The 2022 eSports WRC Championship calendar has also been revealed, again featuring 13 rounds before the season-ending final, but with five new events to challenge the participants as Belgium, Croatia, Estonia, Greece, and Spain join the championship.
Open to all players of WRC 10 across any platform – PC, PlayStation 4 & 5, Xbox One and Series X – the esports WRC series gets players to set their fastest times in-game on two or three stages from each of the host rally events, with four days to perfect their efforts. The fastest eight players globally pick up points towards their overall total, with the best 12 scores of the 13 rounds included.

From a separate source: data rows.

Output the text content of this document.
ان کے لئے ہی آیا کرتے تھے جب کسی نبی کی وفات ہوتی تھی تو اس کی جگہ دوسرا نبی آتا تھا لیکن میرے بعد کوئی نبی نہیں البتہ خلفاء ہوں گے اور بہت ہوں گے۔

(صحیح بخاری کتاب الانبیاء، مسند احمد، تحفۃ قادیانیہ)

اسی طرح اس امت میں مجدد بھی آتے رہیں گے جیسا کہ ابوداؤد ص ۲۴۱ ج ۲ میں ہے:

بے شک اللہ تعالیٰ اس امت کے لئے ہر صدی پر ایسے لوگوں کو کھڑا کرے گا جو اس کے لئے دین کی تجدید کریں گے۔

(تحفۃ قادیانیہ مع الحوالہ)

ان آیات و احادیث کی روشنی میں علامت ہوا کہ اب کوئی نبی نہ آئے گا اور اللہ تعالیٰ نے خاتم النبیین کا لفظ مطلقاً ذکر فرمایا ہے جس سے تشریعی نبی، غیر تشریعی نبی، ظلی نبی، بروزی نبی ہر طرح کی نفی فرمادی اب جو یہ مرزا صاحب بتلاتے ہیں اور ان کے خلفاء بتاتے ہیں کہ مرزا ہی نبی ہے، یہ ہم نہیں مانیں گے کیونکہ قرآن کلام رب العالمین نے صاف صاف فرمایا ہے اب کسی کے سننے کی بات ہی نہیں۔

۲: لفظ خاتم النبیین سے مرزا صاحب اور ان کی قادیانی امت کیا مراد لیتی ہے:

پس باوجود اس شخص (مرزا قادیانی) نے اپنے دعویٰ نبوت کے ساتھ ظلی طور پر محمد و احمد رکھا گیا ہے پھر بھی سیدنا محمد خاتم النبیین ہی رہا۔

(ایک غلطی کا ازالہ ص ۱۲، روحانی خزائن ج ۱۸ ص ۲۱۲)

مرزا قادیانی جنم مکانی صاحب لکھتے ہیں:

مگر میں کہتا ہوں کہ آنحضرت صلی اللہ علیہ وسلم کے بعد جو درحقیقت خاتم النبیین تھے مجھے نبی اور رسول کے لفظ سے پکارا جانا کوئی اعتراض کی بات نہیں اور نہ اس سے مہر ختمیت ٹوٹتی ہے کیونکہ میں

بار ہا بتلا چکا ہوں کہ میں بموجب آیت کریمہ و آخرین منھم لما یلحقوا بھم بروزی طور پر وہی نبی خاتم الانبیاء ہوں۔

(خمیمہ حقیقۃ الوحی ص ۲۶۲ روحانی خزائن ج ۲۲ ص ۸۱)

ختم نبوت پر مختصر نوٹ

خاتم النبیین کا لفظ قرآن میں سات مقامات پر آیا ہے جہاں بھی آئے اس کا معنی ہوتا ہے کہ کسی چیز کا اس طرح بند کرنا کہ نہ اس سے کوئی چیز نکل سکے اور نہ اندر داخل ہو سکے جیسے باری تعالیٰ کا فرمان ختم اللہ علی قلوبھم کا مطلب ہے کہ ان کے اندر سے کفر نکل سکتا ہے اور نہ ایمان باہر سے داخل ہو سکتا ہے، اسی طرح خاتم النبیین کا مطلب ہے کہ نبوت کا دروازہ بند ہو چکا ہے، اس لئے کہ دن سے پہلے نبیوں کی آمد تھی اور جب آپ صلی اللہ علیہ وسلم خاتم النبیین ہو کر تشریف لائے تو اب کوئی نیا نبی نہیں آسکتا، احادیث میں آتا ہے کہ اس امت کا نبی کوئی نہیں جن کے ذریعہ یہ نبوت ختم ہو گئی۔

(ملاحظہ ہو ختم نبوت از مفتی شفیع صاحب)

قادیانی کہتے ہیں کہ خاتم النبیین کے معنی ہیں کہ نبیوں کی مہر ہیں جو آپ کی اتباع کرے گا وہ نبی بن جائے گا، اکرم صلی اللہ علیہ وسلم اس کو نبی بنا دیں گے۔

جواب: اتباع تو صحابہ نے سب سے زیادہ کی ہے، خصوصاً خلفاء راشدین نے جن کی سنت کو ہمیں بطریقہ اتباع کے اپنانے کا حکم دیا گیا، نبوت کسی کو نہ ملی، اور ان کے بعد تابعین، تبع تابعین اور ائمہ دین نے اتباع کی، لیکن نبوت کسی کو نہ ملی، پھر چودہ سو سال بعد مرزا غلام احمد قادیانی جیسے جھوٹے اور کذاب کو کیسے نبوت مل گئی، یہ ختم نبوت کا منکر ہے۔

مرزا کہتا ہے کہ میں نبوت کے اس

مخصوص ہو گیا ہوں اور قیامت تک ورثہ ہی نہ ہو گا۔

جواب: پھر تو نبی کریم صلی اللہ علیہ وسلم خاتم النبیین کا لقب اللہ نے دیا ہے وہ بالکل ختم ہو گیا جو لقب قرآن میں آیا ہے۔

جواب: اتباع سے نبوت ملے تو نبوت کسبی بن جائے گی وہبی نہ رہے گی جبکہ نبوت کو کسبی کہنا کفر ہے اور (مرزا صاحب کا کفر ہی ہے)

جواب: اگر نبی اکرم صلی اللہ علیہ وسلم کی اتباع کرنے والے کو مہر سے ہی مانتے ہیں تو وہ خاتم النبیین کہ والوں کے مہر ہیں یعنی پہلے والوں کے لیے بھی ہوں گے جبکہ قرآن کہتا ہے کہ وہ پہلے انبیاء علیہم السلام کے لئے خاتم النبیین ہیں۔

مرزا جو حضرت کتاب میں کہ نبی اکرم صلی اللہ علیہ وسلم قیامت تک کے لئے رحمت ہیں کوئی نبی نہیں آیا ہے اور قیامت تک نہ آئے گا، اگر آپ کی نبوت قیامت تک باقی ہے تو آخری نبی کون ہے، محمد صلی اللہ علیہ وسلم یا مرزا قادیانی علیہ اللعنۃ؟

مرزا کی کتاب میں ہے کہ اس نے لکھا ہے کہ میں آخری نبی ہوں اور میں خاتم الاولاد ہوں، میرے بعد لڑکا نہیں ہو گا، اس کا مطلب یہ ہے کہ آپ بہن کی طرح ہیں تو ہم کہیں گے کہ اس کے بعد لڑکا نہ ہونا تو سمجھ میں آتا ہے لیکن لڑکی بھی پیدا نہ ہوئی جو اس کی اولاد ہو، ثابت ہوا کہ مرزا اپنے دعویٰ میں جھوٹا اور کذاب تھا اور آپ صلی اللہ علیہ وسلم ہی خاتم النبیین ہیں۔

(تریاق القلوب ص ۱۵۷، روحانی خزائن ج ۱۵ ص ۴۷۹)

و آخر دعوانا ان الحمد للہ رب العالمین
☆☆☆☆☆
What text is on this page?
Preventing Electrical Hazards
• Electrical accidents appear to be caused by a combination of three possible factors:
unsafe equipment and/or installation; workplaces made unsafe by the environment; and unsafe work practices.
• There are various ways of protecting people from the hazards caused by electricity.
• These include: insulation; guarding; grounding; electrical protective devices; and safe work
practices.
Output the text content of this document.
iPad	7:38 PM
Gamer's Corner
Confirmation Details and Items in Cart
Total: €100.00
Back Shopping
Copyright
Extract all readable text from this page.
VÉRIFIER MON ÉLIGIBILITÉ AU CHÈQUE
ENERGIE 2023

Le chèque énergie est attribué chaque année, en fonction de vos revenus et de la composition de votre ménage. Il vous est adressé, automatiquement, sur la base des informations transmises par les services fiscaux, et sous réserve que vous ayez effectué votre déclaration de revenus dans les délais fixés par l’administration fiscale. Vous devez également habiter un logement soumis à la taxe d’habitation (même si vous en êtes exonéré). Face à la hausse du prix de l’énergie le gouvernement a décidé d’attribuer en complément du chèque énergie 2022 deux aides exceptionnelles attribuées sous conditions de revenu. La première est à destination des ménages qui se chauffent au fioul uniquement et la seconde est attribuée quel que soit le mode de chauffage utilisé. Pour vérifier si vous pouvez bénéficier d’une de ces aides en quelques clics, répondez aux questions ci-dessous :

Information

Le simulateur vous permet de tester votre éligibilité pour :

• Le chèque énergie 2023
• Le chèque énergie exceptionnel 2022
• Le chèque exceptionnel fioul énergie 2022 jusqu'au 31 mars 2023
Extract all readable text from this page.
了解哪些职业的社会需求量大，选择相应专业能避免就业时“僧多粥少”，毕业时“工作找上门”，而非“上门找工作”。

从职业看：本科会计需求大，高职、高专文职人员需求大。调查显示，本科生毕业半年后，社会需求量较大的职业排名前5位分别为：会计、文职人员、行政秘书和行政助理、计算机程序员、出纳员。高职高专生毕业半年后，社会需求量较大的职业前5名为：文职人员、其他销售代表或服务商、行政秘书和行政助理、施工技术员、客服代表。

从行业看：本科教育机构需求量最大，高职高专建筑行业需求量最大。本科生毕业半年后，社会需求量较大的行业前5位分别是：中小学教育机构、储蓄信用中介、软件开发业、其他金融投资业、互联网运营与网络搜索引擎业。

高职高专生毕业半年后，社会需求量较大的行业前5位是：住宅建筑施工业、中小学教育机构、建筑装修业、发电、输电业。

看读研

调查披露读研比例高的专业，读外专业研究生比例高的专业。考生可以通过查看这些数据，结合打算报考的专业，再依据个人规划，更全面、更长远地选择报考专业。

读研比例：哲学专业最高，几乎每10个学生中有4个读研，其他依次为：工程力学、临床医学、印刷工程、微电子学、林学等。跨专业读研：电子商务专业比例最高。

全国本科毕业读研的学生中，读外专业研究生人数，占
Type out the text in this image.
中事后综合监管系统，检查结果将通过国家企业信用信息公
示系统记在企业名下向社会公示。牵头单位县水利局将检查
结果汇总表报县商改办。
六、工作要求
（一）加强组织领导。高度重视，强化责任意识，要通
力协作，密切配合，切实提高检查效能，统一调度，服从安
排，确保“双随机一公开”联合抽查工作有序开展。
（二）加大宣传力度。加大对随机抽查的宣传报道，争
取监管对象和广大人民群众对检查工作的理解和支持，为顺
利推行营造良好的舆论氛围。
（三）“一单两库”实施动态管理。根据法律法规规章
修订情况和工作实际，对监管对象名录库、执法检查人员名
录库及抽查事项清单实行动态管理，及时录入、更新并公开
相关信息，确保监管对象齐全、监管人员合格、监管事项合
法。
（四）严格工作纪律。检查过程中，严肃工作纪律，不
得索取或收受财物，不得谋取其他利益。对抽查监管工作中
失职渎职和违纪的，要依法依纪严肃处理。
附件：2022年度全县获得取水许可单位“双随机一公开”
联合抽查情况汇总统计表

The calendar seeks to stick as close to the real WRC schedule as possible, with each of the events taking place shortly before the corresponding stop in the real-world. That means that it should look pretty familiar to rally fans:
Although the series is officially sponsored by Toyota – and the brand supplied a brand new GR Yaris to the 2020 and 2021 champions – players can use any of the top-tier WRC cars available in the game to set their times.
Among the favourites will be Lebanon’s Sami-Joe Abi Nahkle, who topped the regular season leaderboard for both 2020 and 2021 and claimed the overall title for 2020 in the delayed final last year. However his big rival, Lohan Blanc from France, took back his crown in 2021 to make it three championships in four seasons.